Identification of accessory genes: First CNVnator was used to identify deleted regions across the genome of each sample. Runs were performed on each BAM file. Next, the coordinates of deletions and protein-coding genes were overlaped and gene coordinates completly within deletions were considered missing from a sample, and thus acessory. Scripts in 7_Identify_Accessory_genes.
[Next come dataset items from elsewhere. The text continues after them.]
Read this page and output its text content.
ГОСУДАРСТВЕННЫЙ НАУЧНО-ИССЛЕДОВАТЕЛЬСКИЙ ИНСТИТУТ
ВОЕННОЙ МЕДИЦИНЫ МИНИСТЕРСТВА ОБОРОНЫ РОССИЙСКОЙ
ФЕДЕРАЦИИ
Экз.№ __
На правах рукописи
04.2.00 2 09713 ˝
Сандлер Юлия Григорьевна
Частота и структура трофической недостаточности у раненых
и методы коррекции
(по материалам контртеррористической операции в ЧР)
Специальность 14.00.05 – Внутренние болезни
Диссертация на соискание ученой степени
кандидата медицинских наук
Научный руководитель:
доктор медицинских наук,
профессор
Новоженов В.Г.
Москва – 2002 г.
Generalized least squares modeling: To access the significance of correlations and account for phylogenetic signals a generalized least squares modeling procedure was implemented. The following effects were tested against the rates at adaptation, at both genome-wide and species-wide levels: (i) gene categories (non-secreted, secreted but not effectors and effectors), (ii) recombination ($\rho$), (iii) effective population size (using the neutral genetic diversity $\pi$_S as proxy) were tested. Scripts in 8_Generalized_least_squares_modeling

Simulations: To infer on the robustness of our inferences to population structure, we performed several simulations prior to estimations of the rates of adaptation. Detailed information and scripts are available in 10_Simulations

Disclaimer

One important point when scalating to multiple species is related to how annotation files (GFF) are coded and how to extract correct information from it.